This post was featured as an opinion editorial in the Union Leader on Oct-5-2021.
In the Halloween movie franchise, the antagonist, Michael Myers, is “killed” no fewer than 128 times in 11 films made over the course of 44 years (1978-2022). Of course, he never truly dies. You know it. I know it. Everyone in the audience knows it. And yet there is seemingly an endless supply of moviegoers who willingly suspend disbelief one more time to keep hope (and profits) alive.
This year, Manchester watched its own Halloween franchise play out in the form of the school district charter question. Granting the school district its own taxing authority is at least as scary as Michael Myers and even less likely ever to die. With each apparent death, taxpayers were inevitably startled by another resurrection. Last week, the latest movie in the Manchester School District Tax franchise came to a merciful end after multiple aldermen flipped their support and sent the apparition into another inter-episode hibernation.
But make no mistake. As surely as Michael Myers will return to the movie screen, so too will the specter of the Manchester School District being granted the authority to tax you to death. If you allow me to mix movie metaphors for a moment, it’s only “mostly dead.”

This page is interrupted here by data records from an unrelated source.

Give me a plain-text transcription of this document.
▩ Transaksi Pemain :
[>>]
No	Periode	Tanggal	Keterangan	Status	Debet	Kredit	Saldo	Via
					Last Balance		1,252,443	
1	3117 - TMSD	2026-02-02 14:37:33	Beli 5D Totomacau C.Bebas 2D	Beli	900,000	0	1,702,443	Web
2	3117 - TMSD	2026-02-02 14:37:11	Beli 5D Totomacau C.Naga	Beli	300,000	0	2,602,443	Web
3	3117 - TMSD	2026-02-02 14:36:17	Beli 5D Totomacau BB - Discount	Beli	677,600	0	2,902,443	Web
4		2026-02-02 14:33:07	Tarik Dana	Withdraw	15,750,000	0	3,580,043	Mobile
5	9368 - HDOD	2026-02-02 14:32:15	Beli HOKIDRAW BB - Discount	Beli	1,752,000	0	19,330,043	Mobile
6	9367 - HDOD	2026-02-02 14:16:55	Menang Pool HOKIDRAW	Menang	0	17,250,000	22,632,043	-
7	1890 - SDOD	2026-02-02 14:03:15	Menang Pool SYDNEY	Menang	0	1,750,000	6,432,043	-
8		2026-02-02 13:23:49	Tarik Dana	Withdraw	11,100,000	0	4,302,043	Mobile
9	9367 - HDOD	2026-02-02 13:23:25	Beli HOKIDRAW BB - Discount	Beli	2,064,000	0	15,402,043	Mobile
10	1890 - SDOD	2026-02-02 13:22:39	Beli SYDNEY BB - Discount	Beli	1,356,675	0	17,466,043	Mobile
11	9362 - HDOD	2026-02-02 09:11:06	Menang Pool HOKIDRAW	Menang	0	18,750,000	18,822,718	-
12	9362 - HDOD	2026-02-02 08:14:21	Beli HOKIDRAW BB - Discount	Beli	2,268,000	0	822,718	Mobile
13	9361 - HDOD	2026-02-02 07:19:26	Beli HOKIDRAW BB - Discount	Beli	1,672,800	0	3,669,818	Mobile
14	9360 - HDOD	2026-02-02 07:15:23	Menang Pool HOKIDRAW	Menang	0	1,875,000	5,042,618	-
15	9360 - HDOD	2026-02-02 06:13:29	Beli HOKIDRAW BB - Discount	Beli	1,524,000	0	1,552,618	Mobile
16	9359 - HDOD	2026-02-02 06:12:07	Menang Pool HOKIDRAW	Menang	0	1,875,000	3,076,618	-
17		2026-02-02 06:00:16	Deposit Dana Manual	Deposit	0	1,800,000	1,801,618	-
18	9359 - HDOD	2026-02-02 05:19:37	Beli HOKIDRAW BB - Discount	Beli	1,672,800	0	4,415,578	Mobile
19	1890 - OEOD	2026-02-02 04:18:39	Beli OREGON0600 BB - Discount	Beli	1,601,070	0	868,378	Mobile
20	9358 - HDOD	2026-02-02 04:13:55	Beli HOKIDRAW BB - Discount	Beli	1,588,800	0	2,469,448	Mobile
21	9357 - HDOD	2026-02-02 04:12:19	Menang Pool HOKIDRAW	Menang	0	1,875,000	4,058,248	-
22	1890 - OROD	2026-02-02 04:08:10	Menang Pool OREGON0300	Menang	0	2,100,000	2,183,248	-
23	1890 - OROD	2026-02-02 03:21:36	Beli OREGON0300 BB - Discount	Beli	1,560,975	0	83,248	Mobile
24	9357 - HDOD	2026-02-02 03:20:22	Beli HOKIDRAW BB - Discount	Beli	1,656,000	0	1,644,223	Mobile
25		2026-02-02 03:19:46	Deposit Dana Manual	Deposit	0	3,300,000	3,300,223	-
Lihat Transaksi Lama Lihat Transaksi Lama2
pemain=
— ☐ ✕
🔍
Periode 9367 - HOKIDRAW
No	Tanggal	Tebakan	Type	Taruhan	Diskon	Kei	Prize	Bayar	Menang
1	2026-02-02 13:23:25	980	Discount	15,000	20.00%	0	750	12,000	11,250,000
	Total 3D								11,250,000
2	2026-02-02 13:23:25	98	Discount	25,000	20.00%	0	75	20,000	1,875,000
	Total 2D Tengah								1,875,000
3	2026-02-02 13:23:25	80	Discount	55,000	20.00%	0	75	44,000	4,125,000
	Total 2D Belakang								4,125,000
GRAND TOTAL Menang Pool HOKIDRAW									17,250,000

But why are Mayor Craig and so many board members insistent on keeping this franchise alive? It’s because their goal is not to maximize the education of Manchester’s students but rather to maximize the funding of education. As Manchester’s student population continues its precipitous drop due to demographic changes and parents increasingly taking advantage of charter schools, education freedom accounts, and homeschooling, the special effects required to maintain the public narrative over school funding are getting harder and harder to pull off. The real cost (i.e. inflation-adjusted) per pupil in Manchester has increased 49% since 2009. MSD spending increased an eye-watering 12% in just one year (2021-2022), shelling out more than $200M. The city’s entire public safety budget, by comparison, is just shy of $57M, and the highway department budget is a little over $19M. As you navigate the pothole-ridden side streets of Manchester, remember that the school district’s budget is ten times that of the highway department’s.
Is it reasonable to believe that it’s 50% more expensive to educate a child today than it was in 2009? With all of the wonderous technology advances and the very smart experts who advance our understanding of how to educate children, shouldn’t the cost be going down? And with this mercurial increase in spending, couldn’t we at the very least expect the quality to increase? A quick peek inside the utter mismanagement of the district by its board and administration reveals why they can’t be fiscally trusted to run a lemonade stand, never mind a nearly quarter of a billion-dollar organization. And the proficiency scores are gorier than any Halloween slasher movie.
Despite promising not to do so, the majority of the federal COVID funds received by the district are going to fund salaries and benefits, not one-time expenditures as they should. The BOMA also recently forgave $2.8M of a $3.2M loan made 10 years ago to purchase textbooks. The COVID money could have been used to repay the taxpayers but instead went mostly to teacher salaries.
There’s a Geico television commercial that mocks protagonists in slasher movies for reliably making dumb choices that lead to their own demise. Last week, the BOMA wriggled its way out of one more climactic encounter with Michael Myers. Rest assured, the franchise will be back with yet another sequel and the very same antagonist.